The researchers used the responses at enrollment of 399,586 participants (of whom 4.5% went on to develop CVD) to questions about their daily average consumption of uncooked versus cooked vegetables. They analyzed the association with the risk of hospitalization or death from myocardial infarction, stroke, or major CVD. They controlled for a wide range of possible confounding factors, including socio-economic status, physical activity, and other dietary factors.
Crucially, the researchers also assessed the potential role of ‘residual confounding’, that is, whether unknown additional factors or inaccurate measurement of known factors might lead to a spurious statistical association between CVD risk and vegetable consumption.

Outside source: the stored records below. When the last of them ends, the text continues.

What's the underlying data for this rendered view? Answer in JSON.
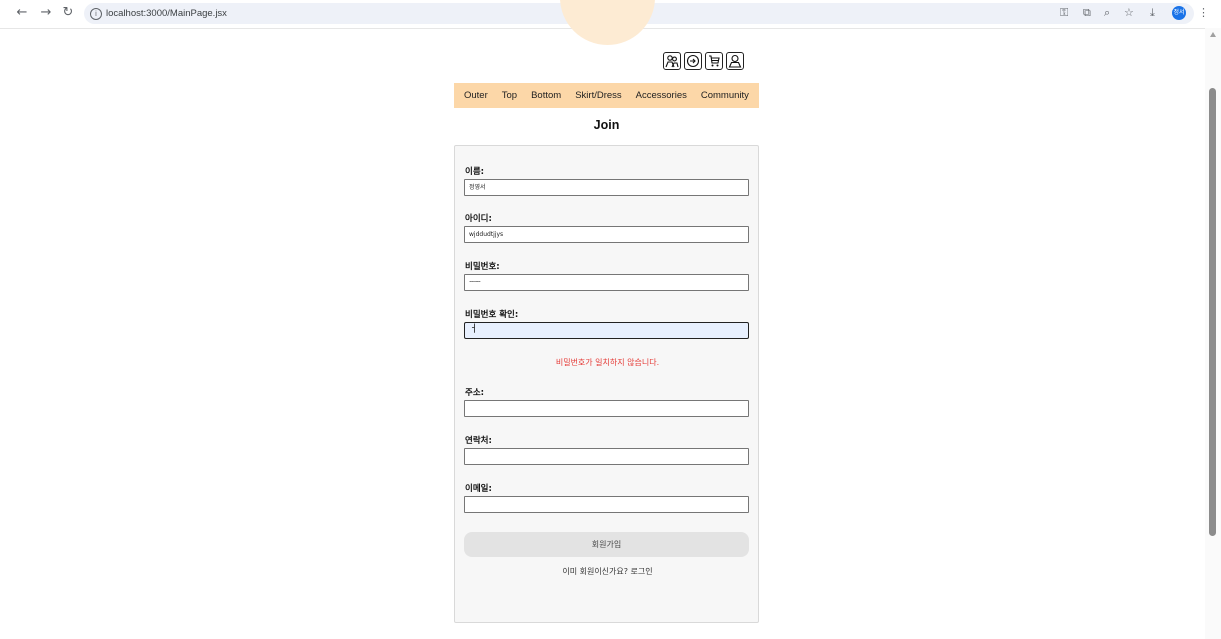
{
  "browser": {
    "url": "localhost:3000/MainPage.jsx"
  },
  "header": {
    "icons": [
      "people-icon",
      "login-icon",
      "cart-icon",
      "user-icon"
    ]
  },
  "nav": {
    "items": [
      "Outer",
      "Top",
      "Bottom",
      "Skirt/Dress",
      "Accessories",
      "Community"
    ]
  },
  "page": {
    "title": "Join"
  },
  "form": {
    "name": {
      "label": "이름:",
      "value": "정영서"
    },
    "id": {
      "label": "아이디:",
      "value": "wjddudtjjys"
    },
    "password": {
      "label": "비밀번호:",
      "value": "············"
    },
    "password_confirm": {
      "label": "비밀번호 확인:",
      "value": "ㅓ"
    },
    "error": "비밀번호가 일치하지 않습니다.",
    "address": {
      "label": "주소:",
      "value": ""
    },
    "phone": {
      "label": "연락처:",
      "value": ""
    },
    "email": {
      "label": "이메일:",
      "value": ""
    },
    "submit_label": "회원가입",
    "login_prompt": "이미 회원이신가요? 로그인"
  },
  "colors": {
    "nav_bg": "#fcd7a8",
    "logo_bg": "#fdebd3",
    "error": "#e53935"
  }
}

The mean daily intake of total vegetables, raw vegetables, and cooked vegetables was 5.0, 2.3, and 2.8 heaped tablespoons per person. The risk of dying from CVD was about 15% lower for those with the highest intake compared to the lowest vegetable intake. However, this apparent effect was substantially weakened when possible socio-economic, nutritional, and health- and medicine-related confounding factors were taken into account. Controlling for these factors reduced the predictive statistical power of vegetable intake on CVD by over 80%, suggesting that more precise measures of these confounders would have explained away any residual effect of vegetable intake.
Dr Qi Feng, a researcher at the Nuffield Department of Population Health at the University of Oxford, and the study’s lead author, said: “Our large study did not find evidence for a protective effect of vegetable intake on the occurrence of CVD. Instead, our analyses show that the seemingly protective effect of vegetable intake against CVD risk is very likely to be accounted for by bias from residual confounding factors, related to differences in socioeconomic situation and lifestyle.”
Feng et al. suggest that future studies should further assess whether particular types of vegetables or their method of preparation might affect the risk of CVD.
Last author Dr Ben Lacey, an associate professor in the Nuffield Department of Population Health, concluded: “This is an important study with implications for understanding the dietary causes of CVD and the burden of CVD normally attributed to low vegetable intake. However, eating a balanced diet and maintaining a healthy weight remains an important part of maintaining good health and reducing risk of major diseases, including some cancers. It is widely recommended that at least five portions of a variety of fruits and vegetables should be eaten every day.”